Lawyer Bridget Cambria, executive director of Aldea — the People’s Justice Center in Reading, told the court Wednesday that the new ICE guidance is arbitrary and capricious. She asked that, in this case, the government be directed to apply the earlier guidelines.

“This is not just a sympathetic case, it’s a meritorious case,” she told the judge. “When law enforcement needed information, he stepped up.”

It’s exactly the kind of case for which Congress created the U visa, she said. And yet, she said, ICE paperwork “shows the trigger for that arrest was the filing of the U visa application.”

She has asked the court to order:

  1. That Zavala Almanza be released from detention.

  2. That U.S. Citizenship and Immigration Services conduct what’s called a bona fide determination, a process established by Congress as a mini review of whether a U visa application is likely to be approved. A favorable bona fide decision typically comes with a work permit and with deferred action, a pause on prosecution to let other legal processes play out.

  3. That the government be barred from deporting Zavala Almanza while the bona fide determination is taking place.

Efforts to reach officials at Immigration and Customs Enforcement and the Department of Homeland Security for comment were unsuccessful, as were requests for comment from USCIS.

The federal government says Zavala Almanza has a final order of removal.

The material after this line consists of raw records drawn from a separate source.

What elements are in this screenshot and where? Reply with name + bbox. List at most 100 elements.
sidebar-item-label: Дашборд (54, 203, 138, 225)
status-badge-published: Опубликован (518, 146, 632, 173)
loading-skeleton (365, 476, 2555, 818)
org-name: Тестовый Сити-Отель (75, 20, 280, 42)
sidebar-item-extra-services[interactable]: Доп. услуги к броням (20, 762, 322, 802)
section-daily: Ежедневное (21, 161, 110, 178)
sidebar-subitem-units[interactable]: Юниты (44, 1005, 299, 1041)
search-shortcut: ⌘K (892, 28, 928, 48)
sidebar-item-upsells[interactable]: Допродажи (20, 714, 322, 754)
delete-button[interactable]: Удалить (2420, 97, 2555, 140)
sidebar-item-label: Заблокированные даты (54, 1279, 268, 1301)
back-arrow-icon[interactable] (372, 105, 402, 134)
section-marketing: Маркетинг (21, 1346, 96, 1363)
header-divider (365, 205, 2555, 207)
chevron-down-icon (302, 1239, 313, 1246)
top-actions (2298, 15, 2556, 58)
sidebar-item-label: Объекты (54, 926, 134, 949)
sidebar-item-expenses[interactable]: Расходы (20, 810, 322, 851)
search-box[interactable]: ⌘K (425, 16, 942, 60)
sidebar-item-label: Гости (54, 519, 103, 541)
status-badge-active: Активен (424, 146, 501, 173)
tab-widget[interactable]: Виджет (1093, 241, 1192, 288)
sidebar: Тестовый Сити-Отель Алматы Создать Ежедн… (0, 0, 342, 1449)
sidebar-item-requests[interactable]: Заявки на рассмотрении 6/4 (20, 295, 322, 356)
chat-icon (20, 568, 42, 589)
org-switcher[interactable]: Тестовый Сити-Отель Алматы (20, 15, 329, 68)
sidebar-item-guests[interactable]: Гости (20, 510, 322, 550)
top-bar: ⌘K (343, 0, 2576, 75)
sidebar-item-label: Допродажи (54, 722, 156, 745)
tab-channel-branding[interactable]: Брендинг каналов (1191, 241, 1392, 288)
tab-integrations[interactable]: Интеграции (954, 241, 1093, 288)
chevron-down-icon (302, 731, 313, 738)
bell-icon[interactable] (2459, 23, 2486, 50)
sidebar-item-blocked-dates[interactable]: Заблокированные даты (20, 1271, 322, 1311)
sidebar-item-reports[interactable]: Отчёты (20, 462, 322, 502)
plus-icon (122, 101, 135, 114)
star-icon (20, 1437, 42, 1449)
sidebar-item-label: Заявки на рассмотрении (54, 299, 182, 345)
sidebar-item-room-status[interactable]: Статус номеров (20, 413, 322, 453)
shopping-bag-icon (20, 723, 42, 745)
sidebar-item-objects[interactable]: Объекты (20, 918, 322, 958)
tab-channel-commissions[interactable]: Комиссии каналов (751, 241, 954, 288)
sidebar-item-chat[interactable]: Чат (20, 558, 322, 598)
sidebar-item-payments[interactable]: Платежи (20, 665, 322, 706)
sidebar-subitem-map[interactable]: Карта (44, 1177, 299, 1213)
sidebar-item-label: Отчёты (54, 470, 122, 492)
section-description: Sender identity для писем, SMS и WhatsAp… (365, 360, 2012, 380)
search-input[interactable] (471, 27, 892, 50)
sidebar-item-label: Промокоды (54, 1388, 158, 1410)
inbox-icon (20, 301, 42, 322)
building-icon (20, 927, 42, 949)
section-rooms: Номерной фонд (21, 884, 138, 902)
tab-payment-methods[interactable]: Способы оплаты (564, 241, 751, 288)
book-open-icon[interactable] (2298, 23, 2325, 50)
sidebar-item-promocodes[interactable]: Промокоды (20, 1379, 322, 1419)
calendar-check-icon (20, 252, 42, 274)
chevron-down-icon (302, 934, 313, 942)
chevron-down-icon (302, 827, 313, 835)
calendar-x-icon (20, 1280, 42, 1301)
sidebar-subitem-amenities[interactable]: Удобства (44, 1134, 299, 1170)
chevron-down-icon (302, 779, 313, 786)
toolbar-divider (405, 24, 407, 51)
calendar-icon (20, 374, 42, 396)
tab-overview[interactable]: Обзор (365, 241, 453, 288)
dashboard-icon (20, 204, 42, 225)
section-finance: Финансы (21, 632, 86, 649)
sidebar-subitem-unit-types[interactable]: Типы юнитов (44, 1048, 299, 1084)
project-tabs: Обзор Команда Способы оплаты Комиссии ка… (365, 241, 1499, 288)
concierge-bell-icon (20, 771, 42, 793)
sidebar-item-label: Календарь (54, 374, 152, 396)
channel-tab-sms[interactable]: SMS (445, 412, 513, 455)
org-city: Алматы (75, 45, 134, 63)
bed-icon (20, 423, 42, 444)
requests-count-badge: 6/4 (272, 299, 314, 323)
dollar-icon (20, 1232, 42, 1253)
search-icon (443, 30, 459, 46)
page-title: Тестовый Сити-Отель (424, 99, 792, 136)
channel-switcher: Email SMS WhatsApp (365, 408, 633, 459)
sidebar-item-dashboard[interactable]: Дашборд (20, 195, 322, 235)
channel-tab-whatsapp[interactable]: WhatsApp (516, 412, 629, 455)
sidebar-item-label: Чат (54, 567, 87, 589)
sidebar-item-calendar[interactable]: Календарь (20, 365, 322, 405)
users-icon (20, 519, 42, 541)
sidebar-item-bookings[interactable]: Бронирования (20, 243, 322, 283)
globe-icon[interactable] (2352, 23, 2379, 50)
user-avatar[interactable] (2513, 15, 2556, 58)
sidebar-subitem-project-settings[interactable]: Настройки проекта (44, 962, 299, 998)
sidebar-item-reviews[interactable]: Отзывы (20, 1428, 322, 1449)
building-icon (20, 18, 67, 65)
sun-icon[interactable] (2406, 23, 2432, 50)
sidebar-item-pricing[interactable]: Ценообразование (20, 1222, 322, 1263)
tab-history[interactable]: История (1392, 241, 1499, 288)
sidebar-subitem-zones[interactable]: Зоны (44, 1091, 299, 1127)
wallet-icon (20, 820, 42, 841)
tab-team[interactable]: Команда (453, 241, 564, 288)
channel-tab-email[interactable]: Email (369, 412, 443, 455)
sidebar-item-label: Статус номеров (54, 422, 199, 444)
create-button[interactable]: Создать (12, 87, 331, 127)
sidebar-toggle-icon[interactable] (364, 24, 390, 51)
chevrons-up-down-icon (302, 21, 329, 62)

His attorneys say that is not true — and even if so, that order would be wiped away by the award of a U visa.

In court papers, Zavala Almanza said he and his wife entered the United States without permission in March 2004, crossing the border in Arizona and settling in Pennsylvania. They welcomed two American-born daughters, Stephanie and Selena.

In September 2009, the couple was stopped by Wilkes-Barre police for a traffic violation, and the officer contacted ICE.

Eleven months later, an immigration judge in Philadelphia granted voluntary departure, which meant husband and wife would be allowed to leave the country on their own, without accruing the penalties that accompany deportation.

Zavala Almanza acknowledged in court documents ― and as required, in his U visa application ― that while his wife departed on time, he overstayed the December 2010 deadline by at least a year before returning to Mexico.

He recrossed into the United States in late 2015 or early 2016, followed by his wife.

The government maintains that what the Immigration Court initiated as voluntary departure converted into a deportation order when Zavala Almanza failed to leave on time. And that he must go back to Immigration Court to try to resolve that.

Cambria argued ― and the judge seemed to agree ― that any deportation order was fulfilled when Zavala Almanza departed the United States, no matter how he left.

Hallowell argued that Zavala Almanza could pursue his visa application from outside the United States. And that others could care for Selene, now about 17 months old.

“He’s not the only caregiver,” Hallowell said, citing Zavala Almanza’s wife and surviving daughter.

Zavala Almanza said in court documents that part of the reason for seeking a U visa was to be here to provide continued care and financial support for his granddaughter. His wife cannot leave home to work because she tends full time to Selene.

Her continued recovery depends “on the consistent presence of the only two caregivers she has ever known,” the family’s attorney said in court papers. “She cannot be cared for by anyone other than Mr. Zavala Almanza and his wife, and she certainly cannot be taken to Mexico.”